We DO need a NIP for clients to retrieve 'on-demand' rankings of users and content from trusted sources, but these values will ALSO need to be 'relative' to the pubkey of the client user (the network observer). With a couple tweaks, I believe this NIP could be perfect for publishing Assertion events with such an 'observer' relationship. @nostrband @vitorpamplona @pablof7z

To indicate this 'observer' relationship, a kind 30382 Assertion event COULD optionally include a delegation tag, used in the same manner as NIP 26

The argument is such : If a signed kind 10040 Authorization event specifies that the service provider is "trusted" by an end user to provide calculated content, then (for certain calculations) these kind 30382 Assertion events ARE in effect 'delegated' content that is signed by the service provider on BEHALF of the end user. If a kind 30382 event includes such a tag, then it SHOULD be treated as content having this relationship.
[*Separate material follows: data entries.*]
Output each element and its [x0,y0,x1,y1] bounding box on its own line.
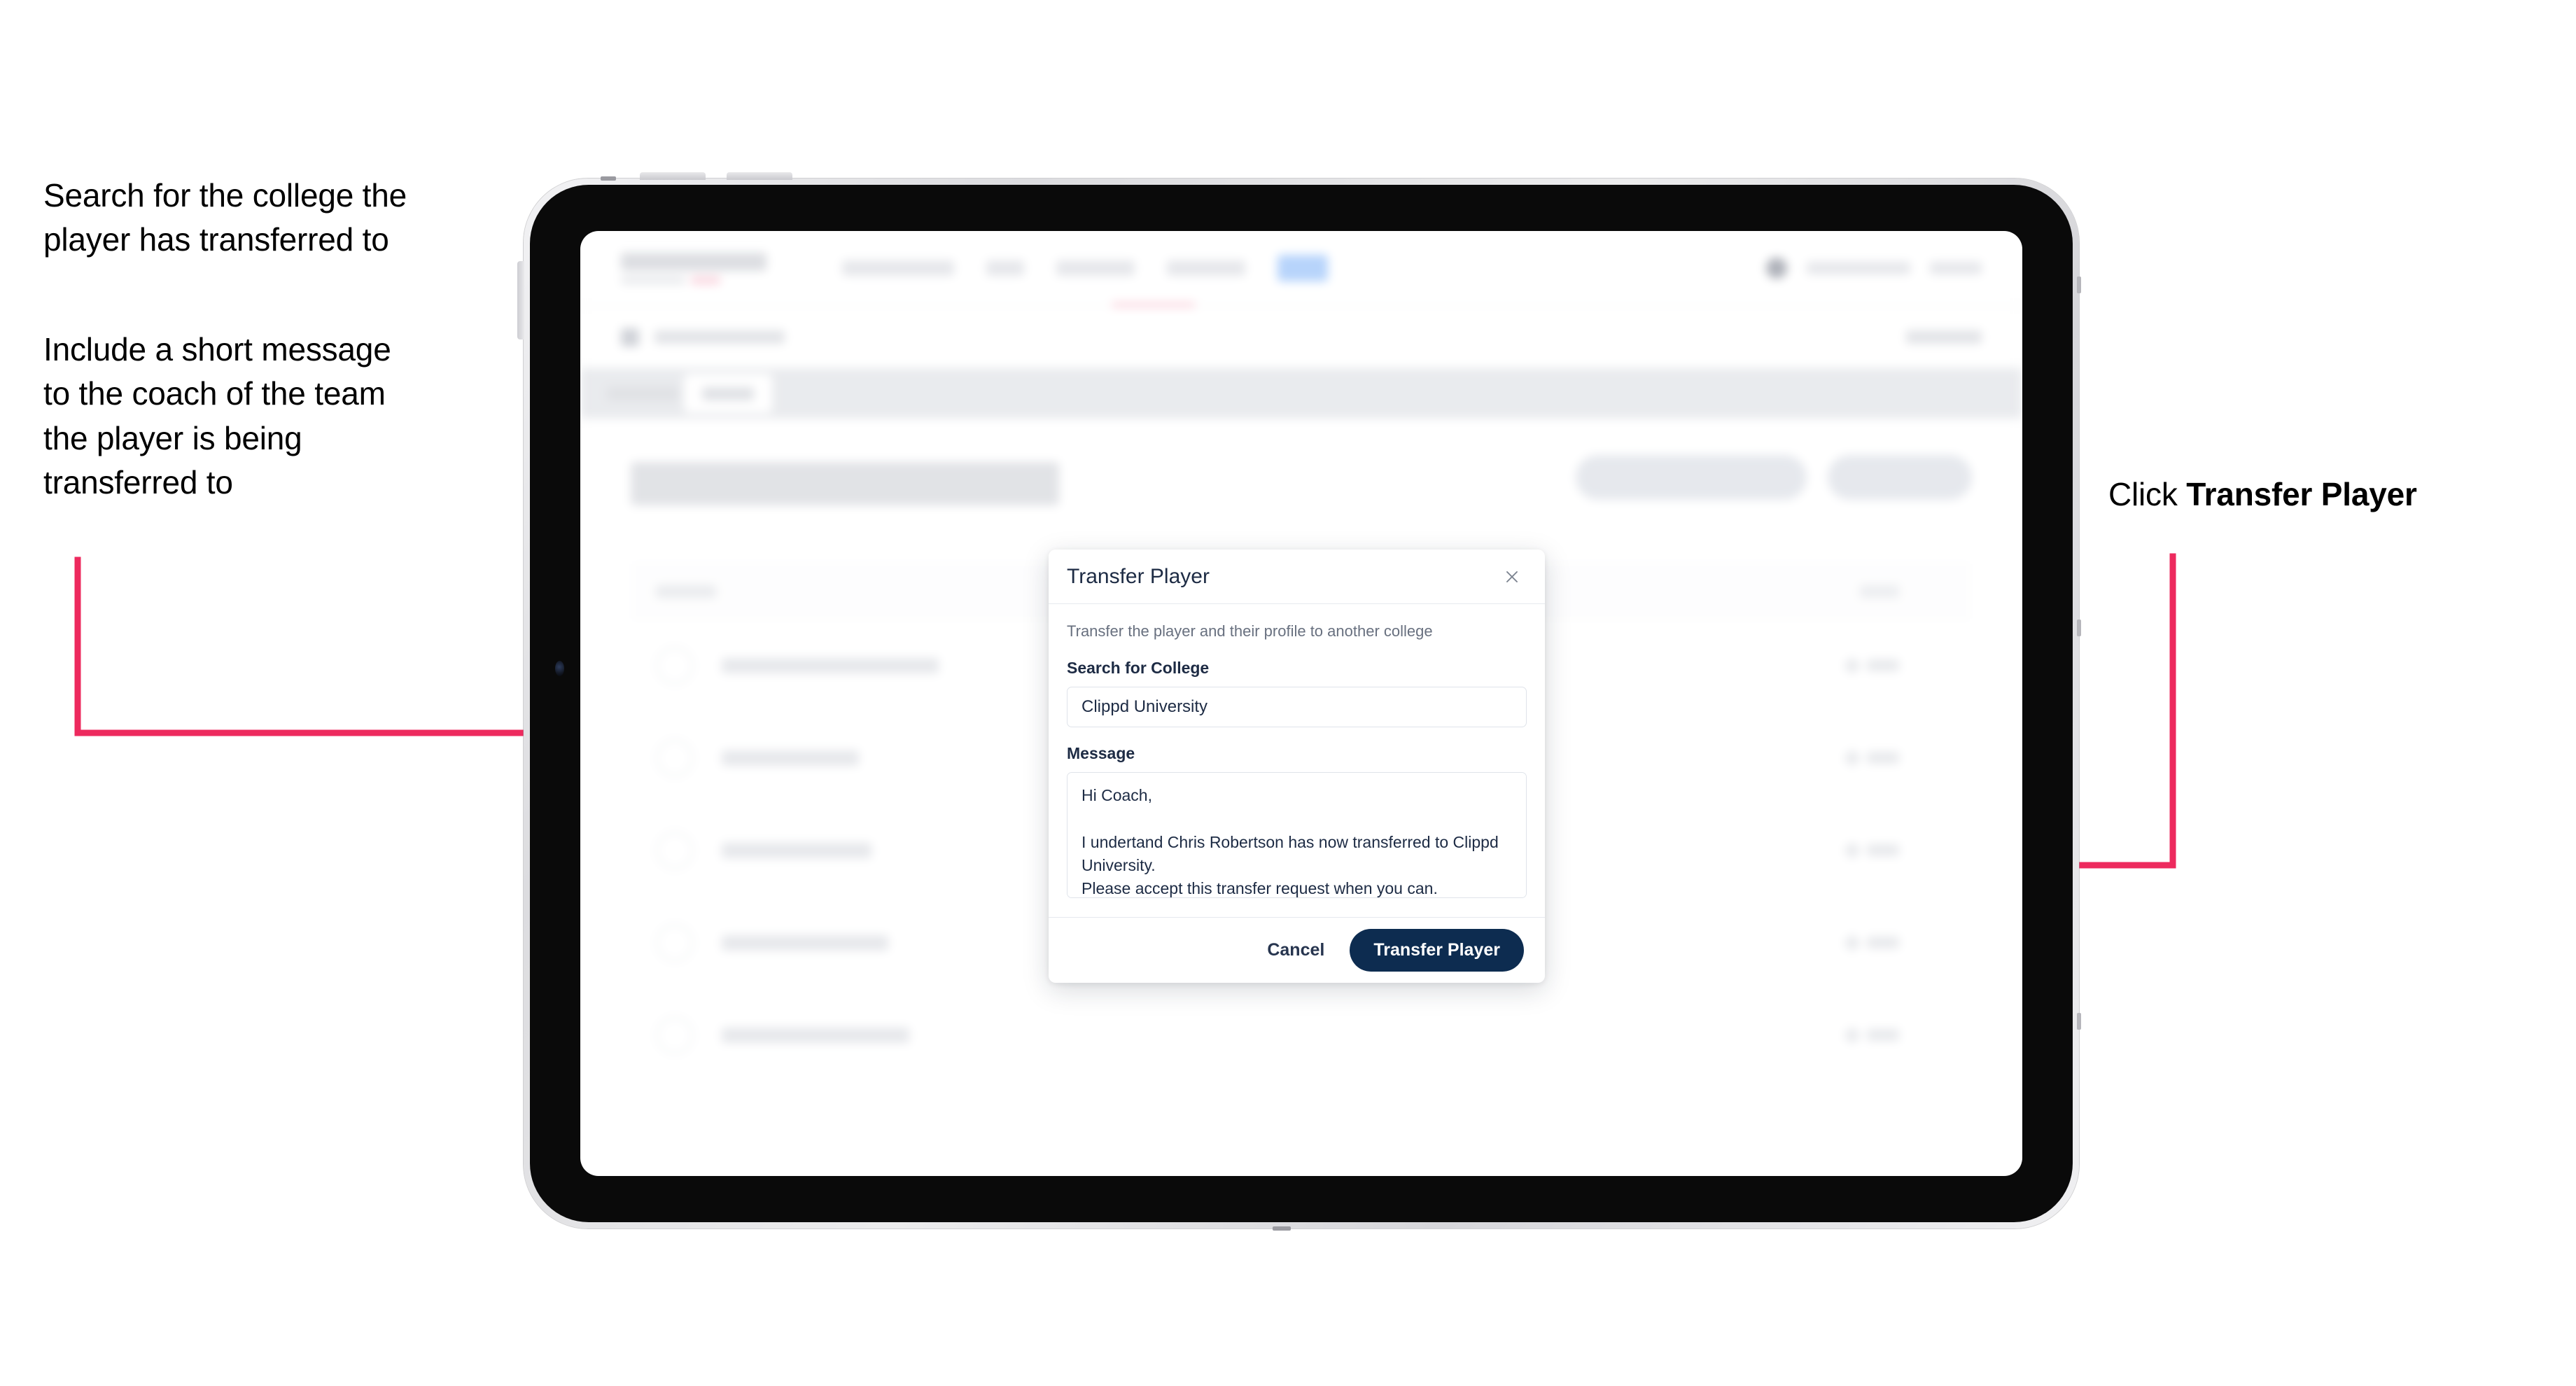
antenna-band-right-2 [2077,620,2081,636]
search-college-input[interactable] [1067,687,1527,727]
annotation-click-target: Transfer Player [2186,476,2417,512]
close-icon[interactable] [1499,564,1525,590]
transfer-player-dialog: Transfer Player Transfer the player and … [1049,550,1545,983]
tablet-device: Transfer Player Transfer the player and … [517,172,2081,1231]
annotation-click-transfer-player: Click Transfer Player [2108,472,2556,517]
tablet-screen: Transfer Player Transfer the player and … [580,231,2022,1176]
dialog-description: Transfer the player and their profile to… [1067,622,1433,640]
power-button[interactable] [517,261,524,340]
annotation-include-message: Include a short message to the coach of … [43,331,391,501]
cancel-button[interactable]: Cancel [1263,934,1329,966]
dialog-body: Transfer the player and their profile to… [1049,604,1545,917]
front-camera-icon [555,661,564,676]
antenna-band-top [601,176,616,181]
dialog-header: Transfer Player [1049,550,1545,604]
message-label: Message [1067,744,1135,762]
tablet-chassis: Transfer Player Transfer the player and … [517,172,2081,1231]
volume-down-button[interactable] [727,172,792,180]
message-textarea[interactable] [1067,772,1527,898]
annotation-click-prefix: Click [2108,476,2187,512]
volume-up-button[interactable] [640,172,706,180]
annotation-search-college: Search for the college the player has tr… [43,177,407,258]
screenshot-canvas: Search for the college the player has tr… [0,0,2576,1386]
antenna-band-right-3 [2077,1013,2081,1030]
dialog-title: Transfer Player [1067,564,1210,588]
dialog-footer: Cancel Transfer Player [1049,917,1545,983]
transfer-player-button[interactable]: Transfer Player [1350,929,1524,972]
search-college-label: Search for College [1067,659,1210,677]
antenna-band-right-1 [2077,276,2081,293]
antenna-band-bottom [1273,1226,1291,1231]
modal-layer: Transfer Player Transfer the player and … [580,231,2022,1176]
tablet-bezel: Transfer Player Transfer the player and … [530,185,2073,1222]
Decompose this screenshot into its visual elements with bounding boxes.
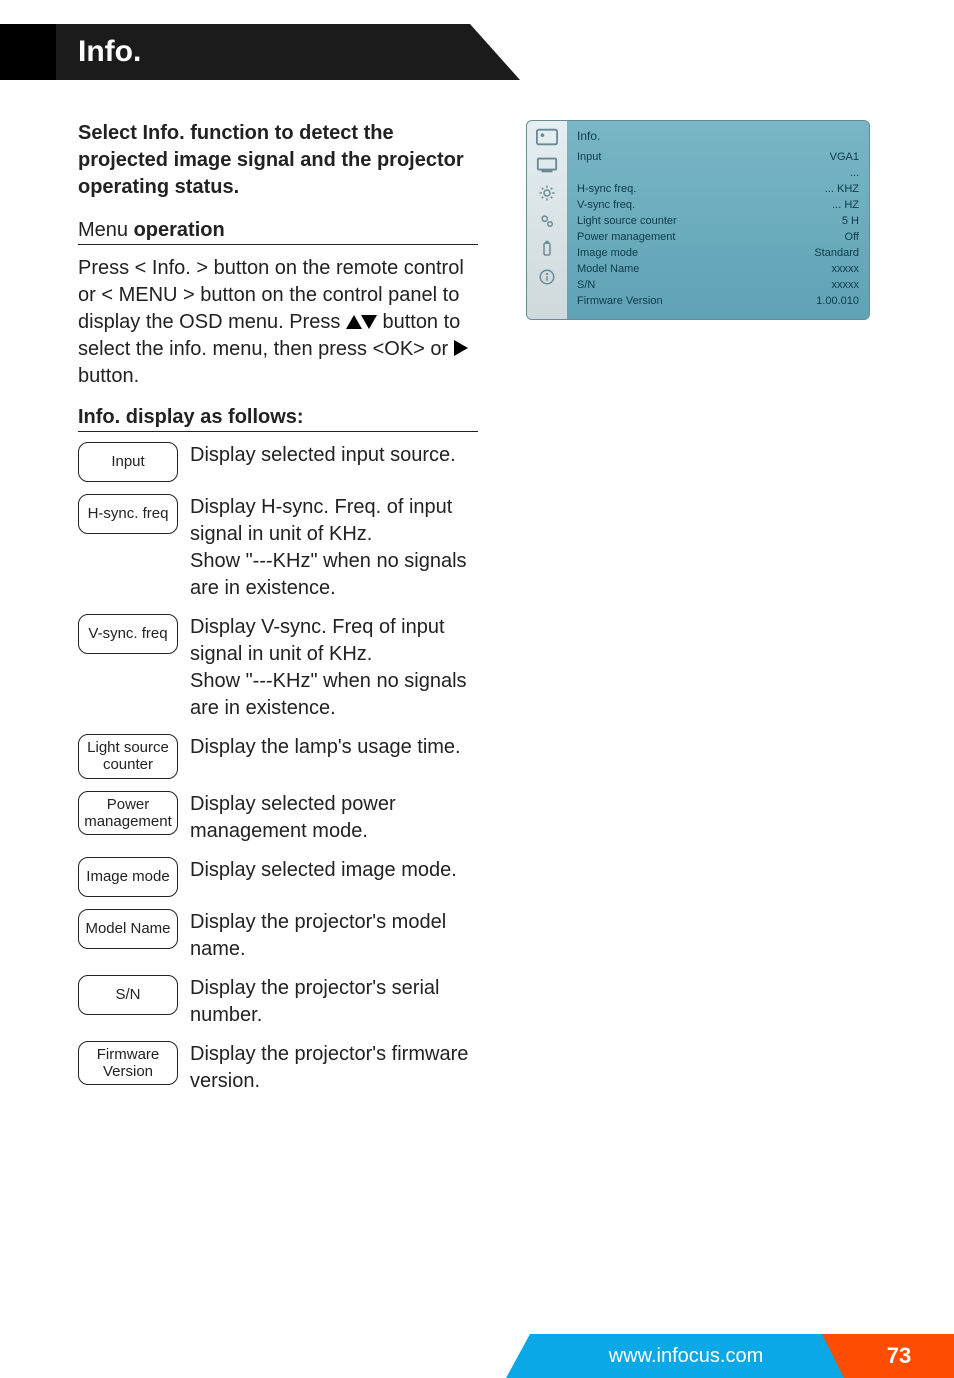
info-row: Light source counter Display the lamp's u… — [78, 734, 478, 779]
info-desc: Display the projector's model name. — [190, 909, 478, 963]
info-row: V-sync. freq Display V-sync. Freq of inpu… — [78, 614, 478, 722]
osd-main: Info. Input VGA1... H-sync freq. ... KHZ V-s… — [567, 121, 869, 319]
osd-row: Model Name xxxxx — [577, 261, 859, 277]
info-row: Input Display selected input source. — [78, 442, 478, 482]
info-desc: Display the projector's serial number. — [190, 975, 478, 1029]
osd-row-key: Image mode — [577, 247, 638, 259]
intro-text: Select Info. function to detect the proj… — [78, 120, 478, 201]
osd-row: Power management Off — [577, 229, 859, 245]
info-label-box: Light source counter — [78, 734, 178, 779]
gear-icon — [534, 183, 560, 203]
info-label-box: H-sync. freq — [78, 494, 178, 534]
info-row: H-sync. freq Display H-sync. Freq. of inp… — [78, 494, 478, 602]
osd-row-key: Light source counter — [577, 215, 677, 227]
osd-row-value: ... HZ — [832, 199, 859, 211]
info-label-box: Input — [78, 442, 178, 482]
osd-row: V-sync freq. ... HZ — [577, 197, 859, 213]
info-row: Firmware Version Display the projector's … — [78, 1041, 478, 1095]
osd-row: Firmware Version 1.00.010 — [577, 293, 859, 309]
info-icon — [534, 267, 560, 287]
footer-url: www.infocus.com — [506, 1334, 866, 1378]
info-desc: Display V-sync. Freq of input signal in … — [190, 614, 478, 722]
info-label-box: V-sync. freq — [78, 614, 178, 654]
osd-row-value: Standard — [814, 247, 859, 259]
info-desc: Display selected power management mode. — [190, 791, 478, 845]
osd-row-key: Power management — [577, 231, 675, 243]
advanced-gear-icon — [534, 211, 560, 231]
info-label-box: Model Name — [78, 909, 178, 949]
image-icon — [534, 127, 560, 147]
usb-icon — [534, 239, 560, 259]
info-display-heading: Info. display as follows: — [78, 406, 478, 432]
info-table: Input Display selected input source. H-syn… — [78, 442, 478, 1095]
osd-title: Info. — [577, 129, 859, 143]
info-label-box: Image mode — [78, 857, 178, 897]
osd-row: Input VGA1 — [577, 149, 859, 165]
display-icon — [534, 155, 560, 175]
menu-operation-heading: Menu operation — [78, 219, 478, 245]
arrow-right-icon — [454, 340, 468, 356]
osd-row-value: xxxxx — [832, 263, 860, 275]
header-bar: Info. — [0, 24, 954, 80]
info-row: Power management Display selected power m… — [78, 791, 478, 845]
info-desc: Display H-sync. Freq. of input signal in… — [190, 494, 478, 602]
right-column: Info. Input VGA1... H-sync freq. ... KHZ V-s… — [512, 120, 894, 1107]
osd-row-key: S/N — [577, 279, 595, 291]
osd-row-key: H-sync freq. — [577, 183, 636, 195]
info-desc: Display the lamp's usage time. — [190, 734, 478, 761]
info-row: Model Name Display the projector's model … — [78, 909, 478, 963]
osd-row-value: 1.00.010 — [816, 295, 859, 307]
info-label-box: Firmware Version — [78, 1041, 178, 1086]
osd-row-value: ... KHZ — [825, 183, 859, 195]
header-stripe — [0, 24, 56, 80]
osd-row-key: Model Name — [577, 263, 639, 275]
info-display-heading-text: Info. display as follows: — [78, 406, 304, 428]
info-row: S/N Display the projector's serial number… — [78, 975, 478, 1029]
heading-bold: operation — [134, 219, 225, 241]
osd-row-value: Off — [845, 231, 859, 243]
osd-row-value: 5 H — [842, 215, 859, 227]
osd-row: Image mode Standard — [577, 245, 859, 261]
arrow-down-icon — [361, 315, 377, 329]
info-desc: Display the projector's firmware version… — [190, 1041, 478, 1095]
osd-row-value: VGA1 — [830, 151, 859, 163]
menu-operation-paragraph: Press < Info. > button on the remote con… — [78, 255, 478, 390]
footer: www.infocus.com 73 — [0, 1334, 954, 1378]
footer-page-number: 73 — [844, 1334, 954, 1378]
info-desc: Display selected input source. — [190, 442, 478, 469]
osd-row: H-sync freq. ... KHZ — [577, 181, 859, 197]
osd-icon-column — [527, 121, 567, 319]
info-label-box: S/N — [78, 975, 178, 1015]
osd-row-value: xxxxx — [832, 279, 860, 291]
arrow-up-icon — [346, 315, 362, 329]
osd-row: ... — [577, 165, 859, 181]
info-row: Image mode Display selected image mode. — [78, 857, 478, 897]
osd-rows: Input VGA1... H-sync freq. ... KHZ V-sync fr… — [577, 149, 859, 309]
left-column: Select Info. function to detect the proj… — [78, 120, 478, 1107]
info-desc: Display selected image mode. — [190, 857, 478, 884]
osd-panel: Info. Input VGA1... H-sync freq. ... KHZ V-s… — [526, 120, 870, 320]
osd-row-key: Firmware Version — [577, 295, 663, 307]
osd-row-value: ... — [850, 167, 859, 179]
osd-row-key: V-sync freq. — [577, 199, 635, 211]
heading-light: Menu — [78, 219, 134, 241]
osd-row: Light source counter 5 H — [577, 213, 859, 229]
para-part-3: button. — [78, 365, 139, 387]
osd-row-key: Input — [577, 151, 601, 163]
info-label-box: Power management — [78, 791, 178, 836]
page-title: Info. — [78, 24, 141, 80]
osd-row: S/N xxxxx — [577, 277, 859, 293]
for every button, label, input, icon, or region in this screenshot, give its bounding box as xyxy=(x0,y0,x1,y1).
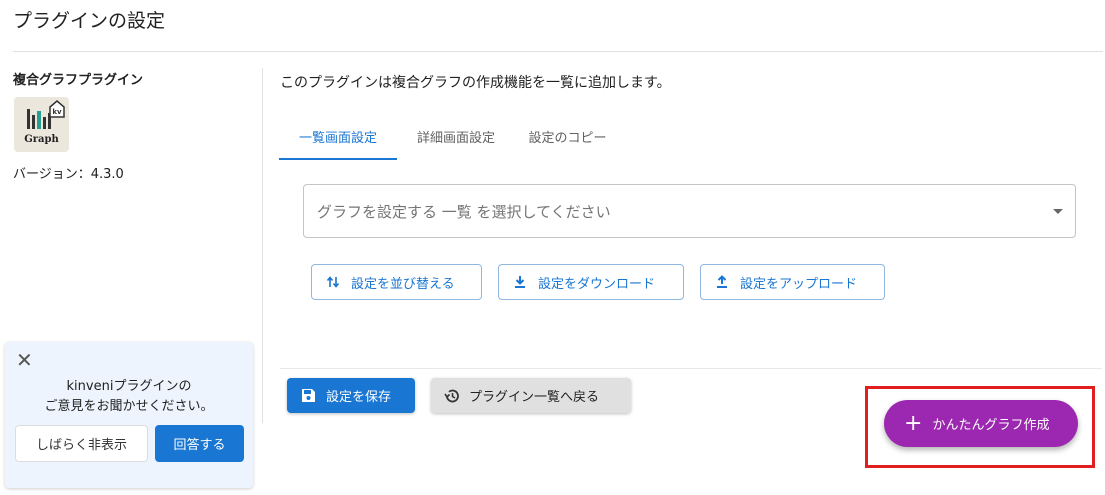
page-title: プラグインの設定 xyxy=(13,10,166,32)
feedback-card: ✕ kinveniプラグインの ご意見をお聞かせください。 しばらく非表示 回答… xyxy=(5,342,253,488)
back-to-plugins-button[interactable]: プラグイン一覧へ戻る xyxy=(431,378,631,413)
easy-graph-button[interactable]: + かんたんグラフ作成 xyxy=(884,400,1078,447)
plugin-version: バージョン：4.3.0 xyxy=(13,167,124,182)
sort-arrows-icon xyxy=(326,276,340,288)
tab-copy-settings[interactable]: 設定のコピー xyxy=(515,114,620,158)
sort-settings-button[interactable]: 設定を並び替える xyxy=(311,264,482,300)
save-settings-label: 設定を保存 xyxy=(326,390,392,405)
hide-feedback-button[interactable]: しばらく非表示 xyxy=(15,425,148,462)
title-divider xyxy=(13,51,1103,52)
plugin-description: このプラグインは複合グラフの作成機能を一覧に追加します。 xyxy=(280,75,671,91)
history-icon xyxy=(444,389,459,402)
tab-detail-view[interactable]: 詳細画面設定 xyxy=(397,114,515,158)
easy-graph-label: かんたんグラフ作成 xyxy=(932,418,1050,433)
save-settings-button[interactable]: 設定を保存 xyxy=(287,378,415,413)
chevron-down-icon xyxy=(1053,209,1063,214)
view-select[interactable]: グラフを設定する 一覧 を選択してください xyxy=(303,184,1076,238)
logo-wordmark: Graph xyxy=(24,134,59,145)
plugin-logo: kv Graph xyxy=(14,97,69,152)
footer-divider xyxy=(280,368,1102,369)
upload-icon xyxy=(717,275,727,288)
plugin-name: 複合グラフプラグイン xyxy=(13,73,144,88)
feedback-message-line2: ご意見をお聞かせください。 xyxy=(44,399,214,414)
download-icon xyxy=(515,276,525,288)
save-icon xyxy=(302,389,315,402)
upload-settings-label: 設定をアップロード xyxy=(740,276,858,292)
view-select-placeholder: グラフを設定する 一覧 を選択してください xyxy=(317,203,611,221)
download-settings-button[interactable]: 設定をダウンロード xyxy=(498,264,684,300)
sort-settings-label: 設定を並び替える xyxy=(351,276,455,292)
answer-feedback-button[interactable]: 回答する xyxy=(155,425,244,462)
close-icon[interactable]: ✕ xyxy=(16,348,33,372)
upload-settings-button[interactable]: 設定をアップロード xyxy=(700,264,885,300)
tab-list-view[interactable]: 一覧画面設定 xyxy=(279,114,397,160)
plus-icon: + xyxy=(904,410,923,436)
back-to-plugins-label: プラグイン一覧へ戻る xyxy=(469,390,600,405)
download-settings-label: 設定をダウンロード xyxy=(538,276,656,292)
sidebar-divider xyxy=(262,68,263,423)
svg-text:kv: kv xyxy=(52,108,62,116)
feedback-message-line1: kinveniプラグインの xyxy=(66,379,192,394)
ALSO : To be clear, if an Assertion event is published in this manner, then the value of "d" tag would need to reflect this relationship. So... "d" == "p" as suggested by @alexgleason would NOT always work for kind 30382 events.

I hard disagree. It means instead the following: "Hey Mr nostr client that I am currently using, please get this data from the service I specified". It doesn't mean the service can sign on your behalf. At all.

[mikedilger]

I would change the name of this PR to something more like "Data Aggregation". The fact that someone publishes an event that says "I accept the values this relay is giving me" is the smaller part of this... the larger part is the data being published.